Rolling Machine Setters, Operators, and Tenders, Metal and Plastic sits in the Trades category. In practical terms, this role combines day-to-day execution, cross-team coordination, and consistent decision-making under real business constraints.

U.S. employment is currently about ~22K workers, with a median annual pay of $48,630 and roughly 1.9K openings each year. Based on BLS projections, total employment is expected to decline from 22.5 K in 2024 to 20.6K in 2034.

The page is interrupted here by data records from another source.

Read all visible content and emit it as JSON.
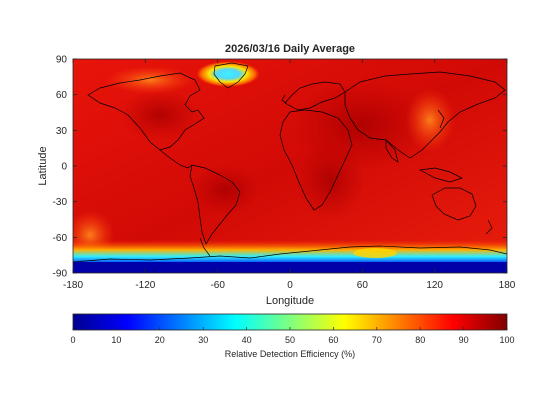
{
  "chart_data": {
    "type": "heatmap",
    "title": "2026/03/16 Daily Average",
    "xlabel": "Longitude",
    "ylabel": "Latitude",
    "xlim": [
      -180,
      180
    ],
    "ylim": [
      -90,
      90
    ],
    "xticks": [
      -180,
      -120,
      -60,
      0,
      60,
      120,
      180
    ],
    "yticks": [
      90,
      60,
      30,
      0,
      -30,
      -60,
      -90
    ],
    "colorbar": {
      "label": "Relative Detection Efficiency (%)",
      "range": [
        0,
        100
      ],
      "ticks": [
        0,
        10,
        20,
        30,
        40,
        50,
        60,
        70,
        80,
        90,
        100
      ],
      "colormap": "jet"
    },
    "description_of_values": {
      "typical_global": 92,
      "north_atlantic_greenland_min": 35,
      "antarctic_coast_min": 5,
      "southern_ocean_pacific_sector": 55
    },
    "grid": false
  }
}
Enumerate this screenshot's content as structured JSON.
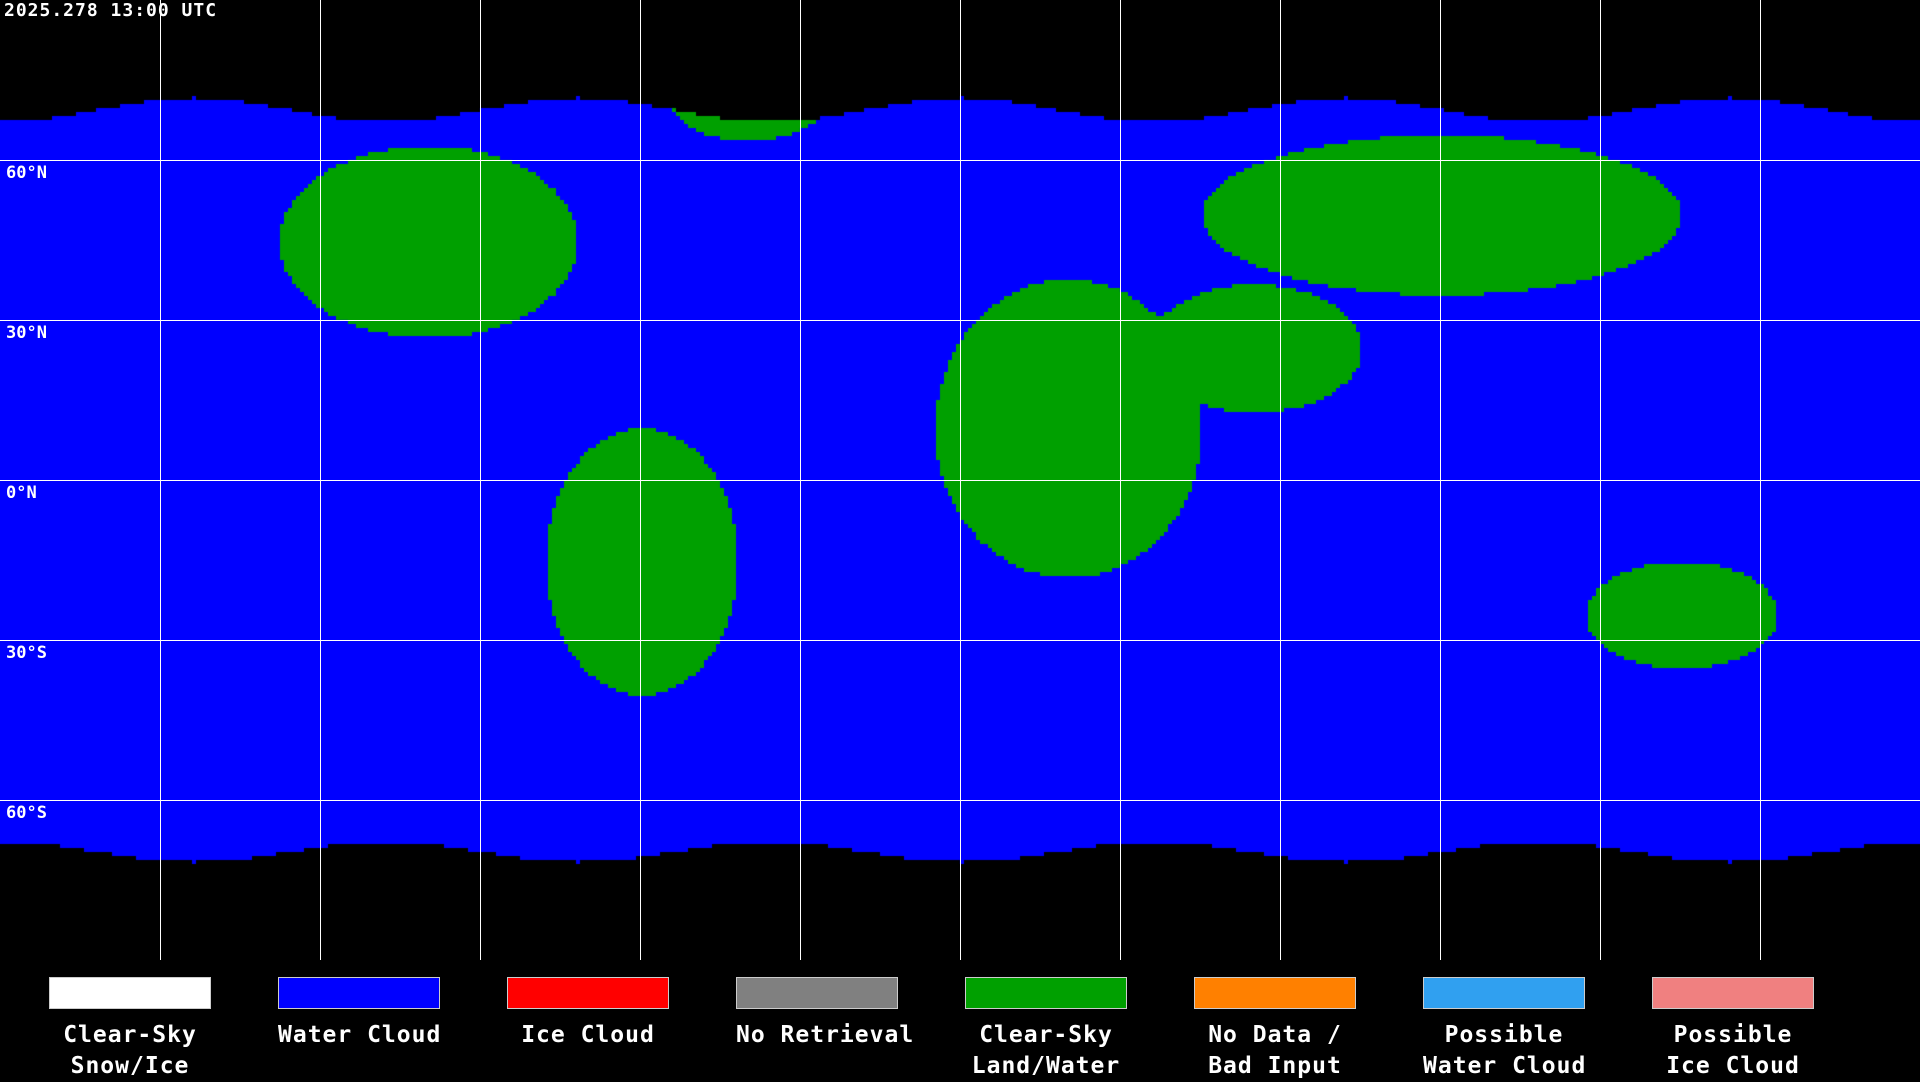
{
  "timestamp": "2025.278 13:00 UTC",
  "grid": {
    "lat_labels": [
      "60°N",
      "30°N",
      "0°N",
      "30°S",
      "60°S"
    ]
  },
  "legend": [
    {
      "line1": "Clear-Sky",
      "line2": "Snow/Ice",
      "color": "#ffffff"
    },
    {
      "line1": "Water Cloud",
      "line2": "",
      "color": "#0000ff"
    },
    {
      "line1": "Ice Cloud",
      "line2": "",
      "color": "#ff0000"
    },
    {
      "line1": "No Retrieval",
      "line2": "",
      "color": "#808080"
    },
    {
      "line1": "Clear-Sky",
      "line2": "Land/Water",
      "color": "#00a000"
    },
    {
      "line1": "No Data /",
      "line2": "Bad Input",
      "color": "#ff8000"
    },
    {
      "line1": "Possible",
      "line2": "Water Cloud",
      "color": "#30a0f0"
    },
    {
      "line1": "Possible",
      "line2": "Ice Cloud",
      "color": "#f08080"
    }
  ]
}
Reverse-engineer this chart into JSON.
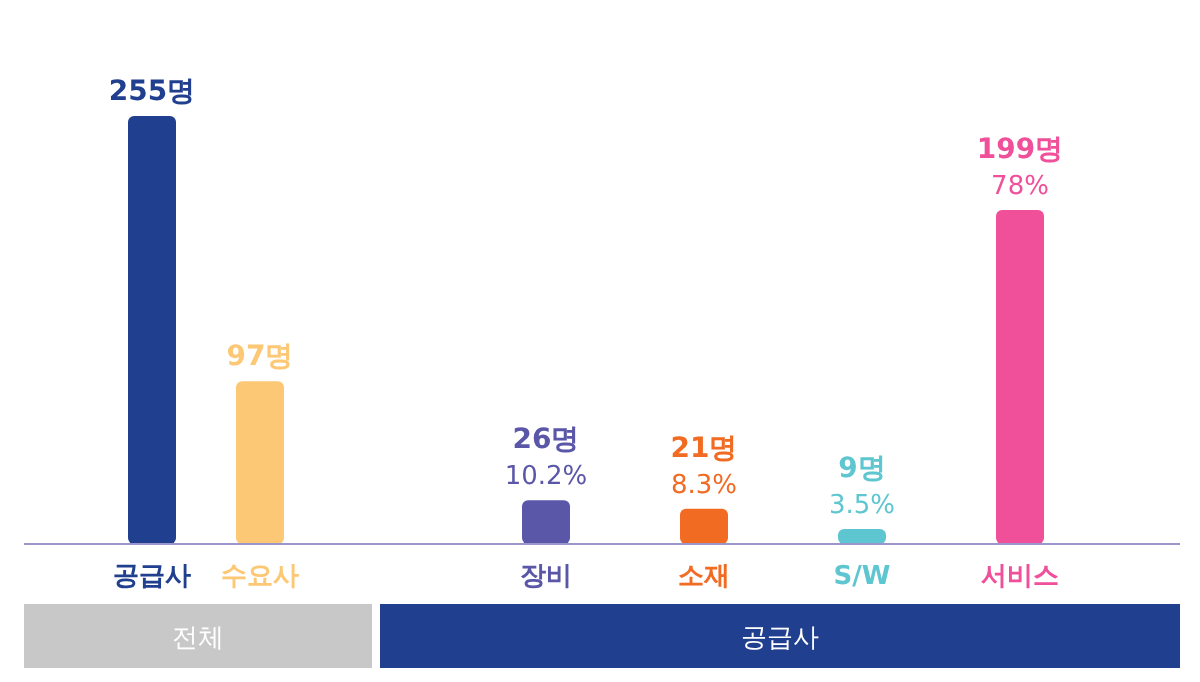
{
  "chart_data": {
    "type": "bar",
    "categories": [
      "공급사",
      "수요사",
      "장비",
      "소재",
      "S/W",
      "서비스"
    ],
    "values": [
      255,
      97,
      26,
      21,
      9,
      199
    ],
    "colors": [
      "#213f8f",
      "#fdc875",
      "#5b57a8",
      "#f26b22",
      "#5ec6d0",
      "#f0509a"
    ],
    "value_labels": [
      "255명",
      "97명",
      "26명\n10.2%",
      "21명\n8.3%",
      "9명\n3.5%",
      "199명\n78%"
    ],
    "annotations": [
      "전체",
      "공급사"
    ]
  }
}
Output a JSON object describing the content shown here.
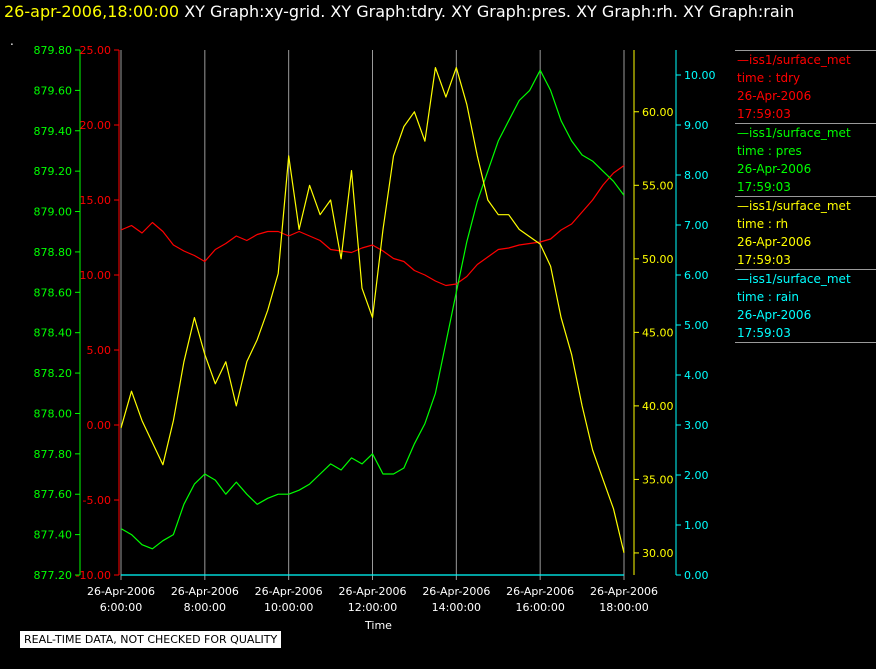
{
  "header": {
    "time": "26-apr-2006,18:00:00",
    "graphs": "XY Graph:xy-grid.  XY Graph:tdry.  XY Graph:pres.  XY Graph:rh.  XY Graph:rain",
    "dot": "."
  },
  "footer": {
    "quality": "REAL-TIME DATA, NOT CHECKED FOR QUALITY"
  },
  "legend": [
    {
      "name": "—iss1/surface_met",
      "var": "time : tdry",
      "date": "26-Apr-2006",
      "time": "17:59:03",
      "color": "#ff0000"
    },
    {
      "name": "—iss1/surface_met",
      "var": "time : pres",
      "date": "26-Apr-2006",
      "time": "17:59:03",
      "color": "#00ff00"
    },
    {
      "name": "—iss1/surface_met",
      "var": "time : rh",
      "date": "26-Apr-2006",
      "time": "17:59:03",
      "color": "#ffff00"
    },
    {
      "name": "—iss1/surface_met",
      "var": "time : rain",
      "date": "26-Apr-2006",
      "time": "17:59:03",
      "color": "#00ffff"
    }
  ],
  "chart_data": {
    "type": "line",
    "xlabel": "Time",
    "xlim": [
      6,
      18
    ],
    "x_ticks": [
      {
        "value": 6,
        "date": "26-Apr-2006",
        "time": "6:00:00"
      },
      {
        "value": 8,
        "date": "26-Apr-2006",
        "time": "8:00:00"
      },
      {
        "value": 10,
        "date": "26-Apr-2006",
        "time": "10:00:00"
      },
      {
        "value": 12,
        "date": "26-Apr-2006",
        "time": "12:00:00"
      },
      {
        "value": 14,
        "date": "26-Apr-2006",
        "time": "14:00:00"
      },
      {
        "value": 16,
        "date": "26-Apr-2006",
        "time": "16:00:00"
      },
      {
        "value": 18,
        "date": "26-Apr-2006",
        "time": "18:00:00"
      }
    ],
    "grid_x": true,
    "axes": [
      {
        "id": "pres",
        "color": "#00ff00",
        "min": 877.2,
        "max": 879.8,
        "ticks": [
          "877.20",
          "877.40",
          "877.60",
          "877.80",
          "878.00",
          "878.20",
          "878.40",
          "878.60",
          "878.80",
          "879.00",
          "879.20",
          "879.40",
          "879.60",
          "879.80"
        ]
      },
      {
        "id": "tdry",
        "color": "#ff0000",
        "min": -10,
        "max": 25,
        "ticks": [
          "-10.00",
          "-5.00",
          "0.00",
          "5.00",
          "10.00",
          "15.00",
          "20.00",
          "25.00"
        ]
      },
      {
        "id": "rh",
        "color": "#ffff00",
        "min": 28.5,
        "max": 64.2,
        "ticks": [
          "30.00",
          "35.00",
          "40.00",
          "45.00",
          "50.00",
          "55.00",
          "60.00"
        ]
      },
      {
        "id": "rain",
        "color": "#00ffff",
        "min": 0,
        "max": 10.5,
        "ticks": [
          "0.00",
          "1.00",
          "2.00",
          "3.00",
          "4.00",
          "5.00",
          "6.00",
          "7.00",
          "8.00",
          "9.00",
          "10.00"
        ]
      }
    ],
    "series": [
      {
        "name": "tdry",
        "axis": "tdry",
        "color": "#ff0000",
        "x": [
          6.0,
          6.25,
          6.5,
          6.75,
          7.0,
          7.25,
          7.5,
          7.75,
          8.0,
          8.25,
          8.5,
          8.75,
          9.0,
          9.25,
          9.5,
          9.75,
          10.0,
          10.25,
          10.5,
          10.75,
          11.0,
          11.25,
          11.5,
          11.75,
          12.0,
          12.25,
          12.5,
          12.75,
          13.0,
          13.25,
          13.5,
          13.75,
          14.0,
          14.25,
          14.5,
          14.75,
          15.0,
          15.25,
          15.5,
          15.75,
          16.0,
          16.25,
          16.5,
          16.75,
          17.0,
          17.25,
          17.5,
          17.75,
          18.0
        ],
        "y": [
          13.0,
          13.3,
          12.8,
          13.5,
          12.9,
          12.0,
          11.6,
          11.3,
          10.9,
          11.7,
          12.1,
          12.6,
          12.3,
          12.7,
          12.9,
          12.9,
          12.6,
          12.9,
          12.6,
          12.3,
          11.7,
          11.6,
          11.5,
          11.8,
          12.0,
          11.6,
          11.1,
          10.9,
          10.3,
          10.0,
          9.6,
          9.3,
          9.4,
          9.9,
          10.7,
          11.2,
          11.7,
          11.8,
          12.0,
          12.1,
          12.2,
          12.4,
          13.0,
          13.4,
          14.2,
          15.0,
          16.0,
          16.8,
          17.3
        ]
      },
      {
        "name": "pres",
        "axis": "pres",
        "color": "#00ff00",
        "x": [
          6.0,
          6.25,
          6.5,
          6.75,
          7.0,
          7.25,
          7.5,
          7.75,
          8.0,
          8.25,
          8.5,
          8.75,
          9.0,
          9.25,
          9.5,
          9.75,
          10.0,
          10.25,
          10.5,
          10.75,
          11.0,
          11.25,
          11.5,
          11.75,
          12.0,
          12.25,
          12.5,
          12.75,
          13.0,
          13.25,
          13.5,
          13.75,
          14.0,
          14.25,
          14.5,
          14.75,
          15.0,
          15.25,
          15.5,
          15.75,
          16.0,
          16.25,
          16.5,
          16.75,
          17.0,
          17.25,
          17.5,
          17.75,
          18.0
        ],
        "y": [
          877.43,
          877.4,
          877.35,
          877.33,
          877.37,
          877.4,
          877.55,
          877.65,
          877.7,
          877.67,
          877.6,
          877.66,
          877.6,
          877.55,
          877.58,
          877.6,
          877.6,
          877.62,
          877.65,
          877.7,
          877.75,
          877.72,
          877.78,
          877.75,
          877.8,
          877.7,
          877.7,
          877.73,
          877.85,
          877.95,
          878.1,
          878.35,
          878.6,
          878.85,
          879.05,
          879.2,
          879.35,
          879.45,
          879.55,
          879.6,
          879.7,
          879.6,
          879.45,
          879.35,
          879.28,
          879.25,
          879.2,
          879.15,
          879.08
        ]
      },
      {
        "name": "rh",
        "axis": "rh",
        "color": "#ffff00",
        "x": [
          6.0,
          6.25,
          6.5,
          6.75,
          7.0,
          7.25,
          7.5,
          7.75,
          8.0,
          8.25,
          8.5,
          8.75,
          9.0,
          9.25,
          9.5,
          9.75,
          10.0,
          10.25,
          10.5,
          10.75,
          11.0,
          11.25,
          11.5,
          11.75,
          12.0,
          12.25,
          12.5,
          12.75,
          13.0,
          13.25,
          13.5,
          13.75,
          14.0,
          14.25,
          14.5,
          14.75,
          15.0,
          15.25,
          15.5,
          15.75,
          16.0,
          16.25,
          16.5,
          16.75,
          17.0,
          17.25,
          17.5,
          17.75,
          18.0
        ],
        "y": [
          38.5,
          41.0,
          39.0,
          37.5,
          36.0,
          39.0,
          43.0,
          46.0,
          43.5,
          41.5,
          43.0,
          40.0,
          43.0,
          44.5,
          46.5,
          49.0,
          57.0,
          52.0,
          55.0,
          53.0,
          54.0,
          50.0,
          56.0,
          48.0,
          46.0,
          52.0,
          57.0,
          59.0,
          60.0,
          58.0,
          63.0,
          61.0,
          63.0,
          60.5,
          57.0,
          54.0,
          53.0,
          53.0,
          52.0,
          51.5,
          51.0,
          49.5,
          46.0,
          43.5,
          40.0,
          37.0,
          35.0,
          33.0,
          30.0
        ]
      },
      {
        "name": "rain",
        "axis": "rain",
        "color": "#00ffff",
        "x": [
          6.0,
          18.0
        ],
        "y": [
          0.0,
          0.0
        ]
      }
    ]
  }
}
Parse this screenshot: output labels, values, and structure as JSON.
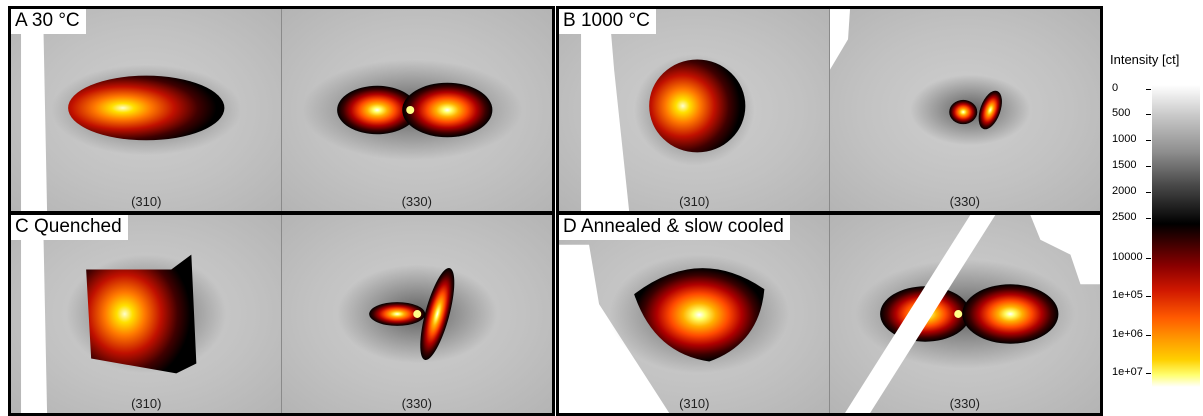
{
  "panels": [
    {
      "label": "A  30 °C",
      "left_hkl": "(310)",
      "right_hkl": "(330)"
    },
    {
      "label": "B  1000 °C",
      "left_hkl": "(310)",
      "right_hkl": "(330)"
    },
    {
      "label": "C  Quenched",
      "left_hkl": "(310)",
      "right_hkl": "(330)"
    },
    {
      "label": "D  Annealed & slow cooled",
      "left_hkl": "(310)",
      "right_hkl": "(330)"
    }
  ],
  "colorbar": {
    "title": "Intensity [ct]",
    "ticks": [
      "0",
      "500",
      "1000",
      "1500",
      "2000",
      "2500",
      "10000",
      "1e+05",
      "1e+06",
      "1e+07"
    ]
  }
}
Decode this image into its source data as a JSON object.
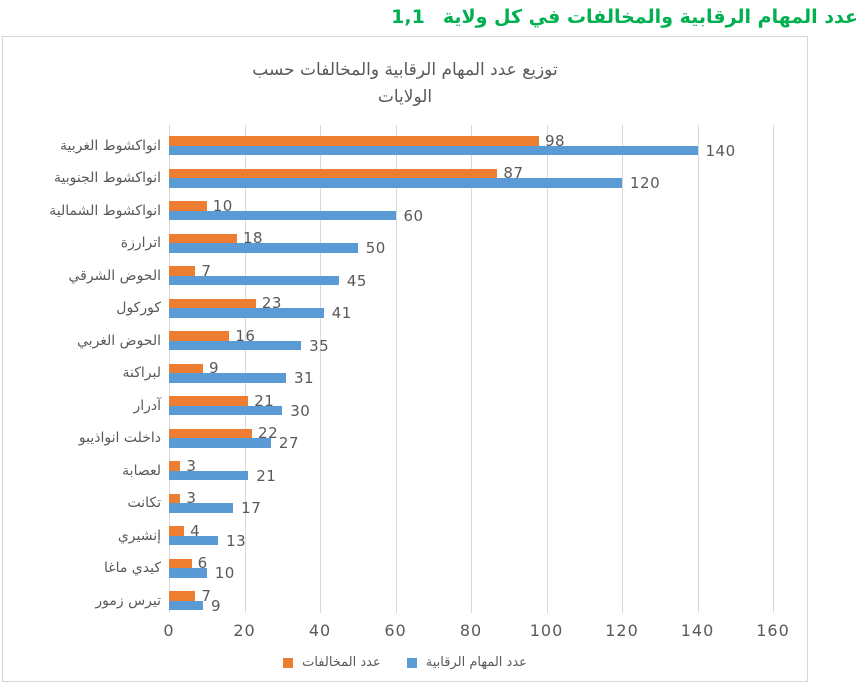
{
  "header": {
    "number": "1,1",
    "title": "عدد المهام الرقابية والمخالفات في كل ولاية",
    "color": "#00B050"
  },
  "chart_data": {
    "type": "bar",
    "orientation": "horizontal",
    "title_lines": [
      "توزيع عدد المهام الرقابية والمخالفات حسب",
      "الولايات"
    ],
    "categories": [
      "انواكشوط الغربية",
      "انواكشوط الجنوبية",
      "انواكشوط الشمالية",
      "اترارزة",
      "الحوض الشرقي",
      "كوركول",
      "الحوض الغربي",
      "لبراكنة",
      "آدرار",
      "داخلت انواذيبو",
      "لعصابة",
      "تكانت",
      "إنشيري",
      "كيدي ماغا",
      "تيرس زمور"
    ],
    "series": [
      {
        "name": "عدد المخالفات",
        "color": "#ED7D31",
        "values": [
          98,
          87,
          10,
          18,
          7,
          23,
          16,
          9,
          21,
          22,
          3,
          3,
          4,
          6,
          7
        ]
      },
      {
        "name": "عدد المهام الرقابية",
        "color": "#5B9BD5",
        "values": [
          140,
          120,
          60,
          50,
          45,
          41,
          35,
          31,
          30,
          27,
          21,
          17,
          13,
          10,
          9
        ]
      }
    ],
    "xlim": [
      0,
      160
    ],
    "x_ticks": [
      0,
      20,
      40,
      60,
      80,
      100,
      120,
      140,
      160
    ],
    "grid": true,
    "legend_position": "bottom",
    "colors": {
      "gridline": "#D9D9D9",
      "text": "#595959",
      "frame_border": "#D6D6D6"
    }
  }
}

Most hiring paths start with High school diploma or equivalent, and employers typically expect none of related experience. Many careers in this track begin around Production Helper and can progress toward Production Supervisor. High-value skills usually include Operation and Control, Operations Monitoring, and Rolling Mill Controls, HMI Panels & Setpoint Adjustment, paired with soft skills such as Attention to detail, Clear communication, and Active listening.

Core Responsibilities

A Day in the Life

01 Set up rollers, knives, and other machine parts so the next run makes the right thickness and shape.
02 Watch gauges, dials, and control panels while the machine is running, and make small adjustments when the process drifts.
03 Measure raw material and finished pieces to catch size, thickness, or surface problems before they become scrap.
04 Fix jams, crooked feed, and bad coolant or lubricant flow so the line keeps moving safely.
05 Read work orders, blueprints, and production schedules to know what to make and how to set the equipment.
06 Load and unload coils or other material, swap worn parts, and help newer workers learn the line procedures.

Industries That Hire

🏭
Steel Manufacturing
Nucor, Cleveland-Cliffs, Steel Dynamics
🔩
Aluminum and Nonferrous Rolling
Alcoa, Novelis, Kaiser Aluminum
📦
Plastics and Packaging Film
Berry Global, Amcor, Sealed Air
🚗
Automotive Parts Manufacturing
Magna, Dana Incorporated, Lear
⚙️
Appliance and Industrial Equipment Manufacturing
Whirlpool, GE Appliances, Caterpillar

Pros and Cons

Advantages
+ You can enter with a high school diploma, and no work experience is required, which makes it easier to start than many skilled trades.
+ Moderate-term on-the-job training lets you earn a paycheck while learning the equipment instead of paying for a long degree program.
+ The median wage is $48,630 and the mean is $50,940, which is solid for a production job that does not need college.
+ There are still about 1.9K annual openings, so even with a shrinking workforce there is steady turnover-based hiring.
+ The work is concrete and measurable: you can see whether a run is on size, on thickness, and free of defects.
Challenges
- Employment is projected to fall 8.3% by 2034, from 22.5K to 20.6K, so the field is getting smaller rather than expanding.
- Pay can plateau unless you move into lead or supervisor roles; the median stays under $50K and the mean is only slightly higher.
- The job is physically demanding, with long periods of standing, heavy material handling, noise, and exposure to oil, coolant, and hot equipment.
- Small setup mistakes can scrap an entire run, so the work requires constant attention and can be stressful when tolerances are tight.
- Automation and plant consolidation can reduce the number of operator jobs, which makes long-term growth more limited than in broader trades.